Currently, Chinese hospitals are actively establishing VTE prevention and control systems. They are establishing active and effective risk assessment tools, developing effective prevention methods and strategies, and standardizing VTE prevention, diagnosis, and treatment. Despite these advances in the management of VTE, knowledge on the incidence, prevalence, recurrence, and risk factors is limited and requires increased awareness. At present, in China, the ICUs, hospitals, and administrative departments are focusing on VTE management and a comprehensive prevention and treatment system that involves the participation of management departments and multidisciplinary clinics. Although it takes a long time to implement this strategy, the VTE awareness of Chinese doctors and patients would be greatly improved, and a large number of treatments would be standardized.
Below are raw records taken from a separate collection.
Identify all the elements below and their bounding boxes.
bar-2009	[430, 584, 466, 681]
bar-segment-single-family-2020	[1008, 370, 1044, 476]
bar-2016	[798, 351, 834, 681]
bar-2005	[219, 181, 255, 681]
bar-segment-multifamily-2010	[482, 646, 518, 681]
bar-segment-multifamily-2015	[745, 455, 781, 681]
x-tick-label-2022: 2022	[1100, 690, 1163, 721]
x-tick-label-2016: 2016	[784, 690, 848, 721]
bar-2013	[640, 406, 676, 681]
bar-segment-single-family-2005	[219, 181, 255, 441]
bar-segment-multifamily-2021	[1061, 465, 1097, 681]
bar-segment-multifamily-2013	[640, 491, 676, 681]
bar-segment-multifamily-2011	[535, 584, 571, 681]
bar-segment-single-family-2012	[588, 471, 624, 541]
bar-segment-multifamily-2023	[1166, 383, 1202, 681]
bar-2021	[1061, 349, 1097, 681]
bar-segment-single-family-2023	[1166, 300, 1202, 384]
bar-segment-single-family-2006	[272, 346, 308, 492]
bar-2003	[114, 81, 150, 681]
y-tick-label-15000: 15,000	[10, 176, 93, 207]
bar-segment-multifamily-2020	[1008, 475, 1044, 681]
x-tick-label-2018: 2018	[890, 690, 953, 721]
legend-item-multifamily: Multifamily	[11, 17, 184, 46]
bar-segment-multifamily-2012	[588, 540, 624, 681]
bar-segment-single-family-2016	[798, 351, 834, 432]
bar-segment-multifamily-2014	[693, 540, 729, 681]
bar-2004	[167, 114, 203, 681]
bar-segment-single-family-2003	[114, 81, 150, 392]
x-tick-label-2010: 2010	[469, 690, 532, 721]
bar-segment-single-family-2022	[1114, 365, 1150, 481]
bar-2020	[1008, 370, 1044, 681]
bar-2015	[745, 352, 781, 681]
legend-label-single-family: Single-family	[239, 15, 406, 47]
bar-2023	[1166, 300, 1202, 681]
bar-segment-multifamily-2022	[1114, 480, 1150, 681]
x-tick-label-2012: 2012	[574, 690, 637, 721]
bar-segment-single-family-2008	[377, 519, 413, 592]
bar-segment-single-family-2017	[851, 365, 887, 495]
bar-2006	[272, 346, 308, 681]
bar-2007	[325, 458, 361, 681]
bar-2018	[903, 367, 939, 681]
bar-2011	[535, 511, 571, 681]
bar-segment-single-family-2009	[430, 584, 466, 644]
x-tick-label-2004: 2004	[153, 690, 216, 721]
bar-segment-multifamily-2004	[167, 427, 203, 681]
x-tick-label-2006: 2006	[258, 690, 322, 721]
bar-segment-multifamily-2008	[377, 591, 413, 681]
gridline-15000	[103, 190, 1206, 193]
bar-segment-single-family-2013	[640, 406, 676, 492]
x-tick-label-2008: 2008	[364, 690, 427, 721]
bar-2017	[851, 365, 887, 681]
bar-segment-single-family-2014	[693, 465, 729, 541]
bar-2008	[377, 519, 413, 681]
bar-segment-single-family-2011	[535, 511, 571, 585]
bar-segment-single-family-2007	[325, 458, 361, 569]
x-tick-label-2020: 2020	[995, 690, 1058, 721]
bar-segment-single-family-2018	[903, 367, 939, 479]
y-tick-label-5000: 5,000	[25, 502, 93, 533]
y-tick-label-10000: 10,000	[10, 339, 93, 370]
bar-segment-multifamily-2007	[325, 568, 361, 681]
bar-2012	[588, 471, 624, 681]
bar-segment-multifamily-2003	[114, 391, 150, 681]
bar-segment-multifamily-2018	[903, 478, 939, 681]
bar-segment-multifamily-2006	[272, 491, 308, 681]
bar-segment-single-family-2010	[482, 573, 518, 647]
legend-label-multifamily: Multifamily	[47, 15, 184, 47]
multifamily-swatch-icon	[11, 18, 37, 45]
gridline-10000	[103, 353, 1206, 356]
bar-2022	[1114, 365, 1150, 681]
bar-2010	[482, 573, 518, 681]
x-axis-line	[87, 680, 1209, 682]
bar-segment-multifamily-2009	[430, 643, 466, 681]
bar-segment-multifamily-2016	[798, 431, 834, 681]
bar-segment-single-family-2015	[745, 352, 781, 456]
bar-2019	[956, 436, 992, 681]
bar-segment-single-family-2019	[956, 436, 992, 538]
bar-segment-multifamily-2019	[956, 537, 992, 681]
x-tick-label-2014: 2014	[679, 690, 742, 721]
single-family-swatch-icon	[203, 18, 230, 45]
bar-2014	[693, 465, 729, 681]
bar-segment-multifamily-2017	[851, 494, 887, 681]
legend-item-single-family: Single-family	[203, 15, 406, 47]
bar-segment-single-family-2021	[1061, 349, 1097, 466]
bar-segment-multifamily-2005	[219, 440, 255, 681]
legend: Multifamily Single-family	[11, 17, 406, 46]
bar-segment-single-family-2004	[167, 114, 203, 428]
Nevertheless, it is necessary to revise the guidelines for Chinese ICU patients, strengthen the promotion of guidelines, and improve the hospital equipment, software, information facilities, and the need for VTE system construction. In addition, national evidence-based clinical practice guidelines should be developed and implemented to reduce this variability and improve VTE management in China [28].

The other limitations of this study were as follows: Zhejiang is a developed province in China, albeit with limited representation. No random sampling was conducted, and hence, the sample collection of hospitals might be biased. In addition, the sample size was limited and does not encompass all ICUs of Zhejiang province, the questionnaire lacked standard questions, and the reliability and validity of the questionnaire were not strictly evaluated. Finally, this survey lacked VTE (DVT and PE) morbidity data.



The completed questionnaires were collected and safely stored in the principal investigator’s office. Data were saved into an appropriately designed Excel spreadsheet. The datasets used and analyzed are available from the corresponding author on request.